# Whitish slime on new driftwood?



## webgirl74 (Jan 30, 2009)

I just finished cycling a new 20 gallon tank and bought a cool gnarly piece of driftwood from a local fish specialty store. Prepped the wood when I got home and rinsed off all the loose bits. I've had driftwood in many of my tanks in the past but have never seen this happen. Ovenight, the wood is now coated in a layer of semi-transparent whitish slime. Doesn't really feel slimy to the touch, but it sure looks weird. The fish don't seem to be acting abnormally. Is this normal?


----------



## dtress3 (Jan 27, 2007)

While I can't remember exactly what the whitish slime is, I remember having it on my driftwood when I set up my aquarium. Did you did a fishless cycle? I know that it is not harmful. I used to take the driftwood out and rinse it off occasionally. It eventually went away.


----------



## kmuda (Nov 27, 2009)

Yep... the white slime is a normal thing, especially with Mopani wood. It has to do with SAP leaching out of the wood. The stuff sure smells bad. Otherwise it's harmless. Some plecos (and some other algae eaters) will actually eat the stuff.
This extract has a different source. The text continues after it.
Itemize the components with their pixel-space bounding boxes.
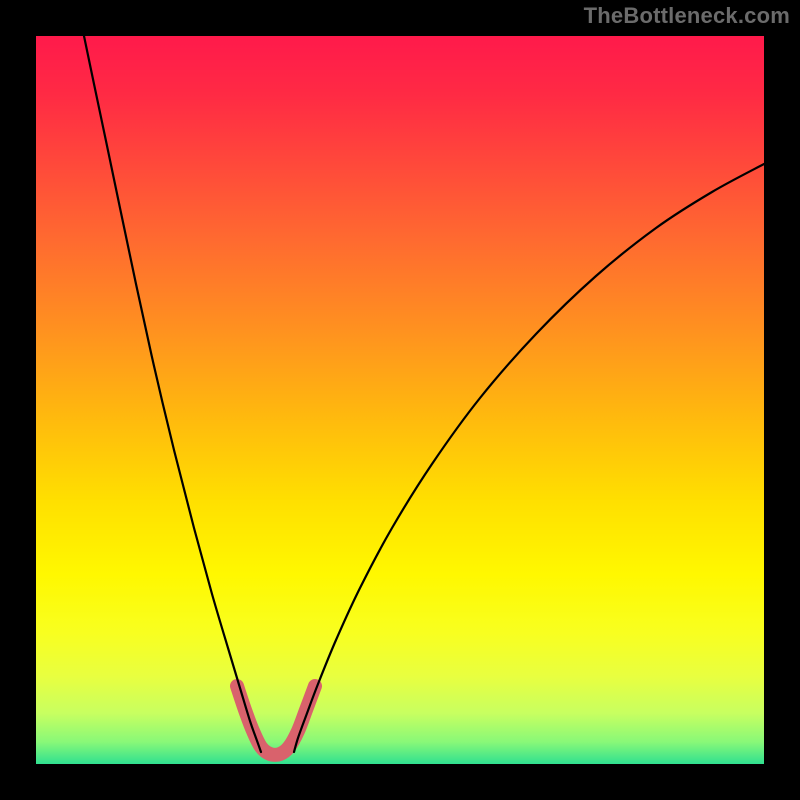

You can minimize both the amount and how long the slime will occur by prepping the wood, which is a long process. My usual method is to boil the bejesus out of (like cooking a pot of Pinto Beans) over a weekend, then soaking it in a bucket of salt water during the week, changing out the water in the bucket whenever it starts looking dark, and then repeating this process of a period of a couple of weeks.

If boiling mopani wood, make sure it's not one of the "good pots" as SAP boiled out of the wood will collect at the top layer of the surface and permanently stain the pot. Your house will also start to smell a bit swampy as the wood "cooks".

An alternative process is to just soak the wood, but this involves months instead of a couple of weeks. The repeated boilings knock a large time frame off of the prep time.

This same process also minimizes tannins released from the wood once it's added to the tank and (if boiling) eliminates the possibility of bringing in any nasties with the wood.


----------



## webgirl74 (Jan 30, 2009)

It's not Mopani wood, although I was going to buy a piece of that for the tank originally. It's surprisingly heavy though, and the store was charging by the pound, so the piece would have cost me over $40! I thought that was a little steep for a piece of wood, so I bought a type of wood that is much finer looking with lots of twisty branches. I haven't had any issues with tanins leaching into the water, but the slime is getting thicker and sort of waves in the current now. The fish seem to actually like the slime layer though and I'd say they've picked away at close to half of it. I have an algae eater that I'm temporarily housing in the tank and he likes it too. Only problem now is I come home from work and there is so much poop on the sand I'm having to siphon every day just to keep it clean! Little piggies! :drooling:


----------



## hydrophyte (Dec 16, 2009)

I have had that stuff appear on driftwood several times. It's harmless. If you don't like the look of it you can clear it away with a toothbrush.


----------